METHODS : The marginal structural model (MSM), the inverse probability of censoring weights (IPCW) and the rank preserving structural failure time model (RPSFTM; with and without re-censoring) were utilized to attempt to adjust for the bias introduced from 61/138 patients switching from the crizotinib arm to the brigatinib arm in the ALTA-1L clinical trial (NCT02737501).

RESULTS : The hazard ratio for brigatinib vs. crizotinib using the unadjusted OS data was 0.916 (95% CI: 0.572 – 1.466). Treatment switching methods estimated hazard ratios ranging from 0.446 to 0.939. Only RPSFTM including re-censoring increased the hazard ratio after removing the impact of subsequent brigatinib in the crizotinib arm, all other methods reduced the hazard ratio in favour of brigatinib.

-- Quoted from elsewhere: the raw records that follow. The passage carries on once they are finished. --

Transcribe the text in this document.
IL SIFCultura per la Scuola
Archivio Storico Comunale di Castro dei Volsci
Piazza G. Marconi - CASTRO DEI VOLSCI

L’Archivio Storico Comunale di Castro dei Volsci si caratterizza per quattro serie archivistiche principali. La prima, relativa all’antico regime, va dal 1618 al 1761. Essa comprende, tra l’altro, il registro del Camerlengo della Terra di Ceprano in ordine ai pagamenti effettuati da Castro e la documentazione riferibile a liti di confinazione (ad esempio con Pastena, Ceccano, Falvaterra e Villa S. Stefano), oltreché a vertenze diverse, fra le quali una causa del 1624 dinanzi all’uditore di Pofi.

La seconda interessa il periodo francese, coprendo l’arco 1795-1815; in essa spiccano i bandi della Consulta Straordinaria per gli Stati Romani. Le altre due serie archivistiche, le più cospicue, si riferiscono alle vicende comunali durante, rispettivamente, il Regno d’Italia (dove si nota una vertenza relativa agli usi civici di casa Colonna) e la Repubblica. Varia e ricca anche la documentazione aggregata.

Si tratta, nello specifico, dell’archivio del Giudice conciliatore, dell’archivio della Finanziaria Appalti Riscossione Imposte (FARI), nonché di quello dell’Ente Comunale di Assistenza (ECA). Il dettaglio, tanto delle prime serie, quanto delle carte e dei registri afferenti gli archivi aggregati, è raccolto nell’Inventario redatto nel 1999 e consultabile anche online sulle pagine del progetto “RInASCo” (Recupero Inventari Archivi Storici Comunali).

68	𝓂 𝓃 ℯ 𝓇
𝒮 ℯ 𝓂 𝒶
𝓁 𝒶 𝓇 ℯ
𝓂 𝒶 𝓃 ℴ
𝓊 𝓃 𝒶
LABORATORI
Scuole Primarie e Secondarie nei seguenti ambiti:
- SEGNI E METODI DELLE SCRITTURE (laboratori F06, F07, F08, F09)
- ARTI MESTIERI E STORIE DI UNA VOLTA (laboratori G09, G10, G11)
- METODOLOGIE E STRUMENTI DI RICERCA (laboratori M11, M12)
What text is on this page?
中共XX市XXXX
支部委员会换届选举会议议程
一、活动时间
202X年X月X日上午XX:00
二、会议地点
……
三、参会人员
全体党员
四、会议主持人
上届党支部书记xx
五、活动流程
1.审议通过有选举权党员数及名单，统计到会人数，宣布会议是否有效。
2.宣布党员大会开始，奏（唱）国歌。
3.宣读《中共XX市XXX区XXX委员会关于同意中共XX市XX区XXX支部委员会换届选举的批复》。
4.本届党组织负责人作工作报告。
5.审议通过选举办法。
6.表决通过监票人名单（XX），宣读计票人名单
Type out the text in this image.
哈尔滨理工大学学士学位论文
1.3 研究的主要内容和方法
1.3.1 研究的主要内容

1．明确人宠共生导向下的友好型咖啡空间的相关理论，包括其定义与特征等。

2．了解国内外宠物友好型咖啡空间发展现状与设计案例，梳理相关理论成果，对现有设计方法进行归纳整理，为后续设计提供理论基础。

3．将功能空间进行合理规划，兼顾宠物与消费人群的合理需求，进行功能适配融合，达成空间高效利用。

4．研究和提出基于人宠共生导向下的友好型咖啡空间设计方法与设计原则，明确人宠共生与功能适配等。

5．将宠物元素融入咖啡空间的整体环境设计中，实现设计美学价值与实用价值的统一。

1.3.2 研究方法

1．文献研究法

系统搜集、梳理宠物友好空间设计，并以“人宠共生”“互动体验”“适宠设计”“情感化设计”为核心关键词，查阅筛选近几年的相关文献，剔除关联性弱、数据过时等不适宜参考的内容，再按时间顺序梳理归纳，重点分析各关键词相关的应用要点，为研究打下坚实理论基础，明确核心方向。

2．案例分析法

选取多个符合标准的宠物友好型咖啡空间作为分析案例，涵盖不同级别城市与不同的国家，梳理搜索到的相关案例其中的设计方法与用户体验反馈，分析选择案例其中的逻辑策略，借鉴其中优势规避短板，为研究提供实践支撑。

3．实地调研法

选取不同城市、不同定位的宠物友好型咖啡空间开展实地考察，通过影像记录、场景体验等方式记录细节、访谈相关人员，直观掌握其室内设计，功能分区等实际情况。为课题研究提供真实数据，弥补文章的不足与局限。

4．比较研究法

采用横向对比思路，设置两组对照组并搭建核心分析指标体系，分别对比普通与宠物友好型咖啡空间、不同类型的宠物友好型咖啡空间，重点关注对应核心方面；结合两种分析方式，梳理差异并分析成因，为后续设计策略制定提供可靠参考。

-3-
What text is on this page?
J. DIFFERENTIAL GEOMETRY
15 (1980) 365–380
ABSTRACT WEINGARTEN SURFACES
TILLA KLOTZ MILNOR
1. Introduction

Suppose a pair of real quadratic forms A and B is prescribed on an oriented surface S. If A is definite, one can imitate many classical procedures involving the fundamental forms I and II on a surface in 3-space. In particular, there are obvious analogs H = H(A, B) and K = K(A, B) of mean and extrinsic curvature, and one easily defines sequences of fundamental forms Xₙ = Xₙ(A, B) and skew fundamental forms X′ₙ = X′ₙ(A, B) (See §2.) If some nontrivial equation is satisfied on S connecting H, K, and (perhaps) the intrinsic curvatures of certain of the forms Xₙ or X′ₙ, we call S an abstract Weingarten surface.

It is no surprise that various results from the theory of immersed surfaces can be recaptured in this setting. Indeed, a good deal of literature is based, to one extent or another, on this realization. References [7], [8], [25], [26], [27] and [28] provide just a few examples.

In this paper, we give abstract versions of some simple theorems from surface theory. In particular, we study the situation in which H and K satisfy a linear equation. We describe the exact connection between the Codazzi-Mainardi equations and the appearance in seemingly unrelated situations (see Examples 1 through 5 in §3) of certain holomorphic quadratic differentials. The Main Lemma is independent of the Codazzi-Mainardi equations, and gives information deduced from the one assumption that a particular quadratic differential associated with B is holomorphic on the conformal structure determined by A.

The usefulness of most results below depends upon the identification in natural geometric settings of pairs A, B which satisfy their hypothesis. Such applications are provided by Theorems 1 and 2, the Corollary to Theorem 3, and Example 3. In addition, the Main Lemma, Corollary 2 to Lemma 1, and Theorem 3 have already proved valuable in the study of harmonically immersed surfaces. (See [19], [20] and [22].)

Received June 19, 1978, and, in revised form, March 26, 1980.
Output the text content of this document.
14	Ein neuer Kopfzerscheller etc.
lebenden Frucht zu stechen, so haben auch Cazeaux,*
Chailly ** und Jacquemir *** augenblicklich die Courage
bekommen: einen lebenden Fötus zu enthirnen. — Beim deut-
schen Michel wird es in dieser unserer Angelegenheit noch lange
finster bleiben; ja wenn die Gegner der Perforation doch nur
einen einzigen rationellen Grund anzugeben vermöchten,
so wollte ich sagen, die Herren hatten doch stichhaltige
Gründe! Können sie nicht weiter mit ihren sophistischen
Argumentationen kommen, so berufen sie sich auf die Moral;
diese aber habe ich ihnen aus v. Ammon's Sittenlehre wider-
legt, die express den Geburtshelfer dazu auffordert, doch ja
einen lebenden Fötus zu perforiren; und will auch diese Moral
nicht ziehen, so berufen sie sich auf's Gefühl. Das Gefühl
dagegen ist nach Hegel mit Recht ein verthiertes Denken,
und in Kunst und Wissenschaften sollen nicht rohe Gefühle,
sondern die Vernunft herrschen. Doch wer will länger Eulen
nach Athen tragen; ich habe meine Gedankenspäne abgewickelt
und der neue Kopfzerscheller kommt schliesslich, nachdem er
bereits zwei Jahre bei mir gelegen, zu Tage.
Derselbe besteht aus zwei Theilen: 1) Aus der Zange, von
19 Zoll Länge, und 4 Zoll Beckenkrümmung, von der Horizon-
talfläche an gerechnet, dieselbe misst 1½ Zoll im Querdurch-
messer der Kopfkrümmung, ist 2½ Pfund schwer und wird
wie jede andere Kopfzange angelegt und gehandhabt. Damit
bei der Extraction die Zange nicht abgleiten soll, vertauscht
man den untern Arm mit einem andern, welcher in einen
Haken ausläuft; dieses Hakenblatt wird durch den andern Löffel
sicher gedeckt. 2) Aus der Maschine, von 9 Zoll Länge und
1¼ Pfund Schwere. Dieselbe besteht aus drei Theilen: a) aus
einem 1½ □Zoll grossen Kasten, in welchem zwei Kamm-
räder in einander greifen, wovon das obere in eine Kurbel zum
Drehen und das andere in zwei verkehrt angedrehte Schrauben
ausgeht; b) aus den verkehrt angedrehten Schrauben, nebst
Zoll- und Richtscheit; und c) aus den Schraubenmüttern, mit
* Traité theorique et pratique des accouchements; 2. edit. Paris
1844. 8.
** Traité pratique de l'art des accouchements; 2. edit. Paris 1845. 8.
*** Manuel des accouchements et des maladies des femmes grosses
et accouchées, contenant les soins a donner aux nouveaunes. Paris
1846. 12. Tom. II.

CONCLUSIONS : This study demonstrates that the choice of treatment switching methodology applied can have a large impact on the estimated treatment effect of brigatinib vs. crizotinib. Limitations associated with the analyses are: (1) immature data from ALTA-1L (24.1% and 26.8% OS events had occurred in the brigatinib and crizotinib arms, respectively), (2) the difficulty in validating requirements underpinning treatment switching methodologies and (3) other subsequent ALK inhibitor use was not accounted for.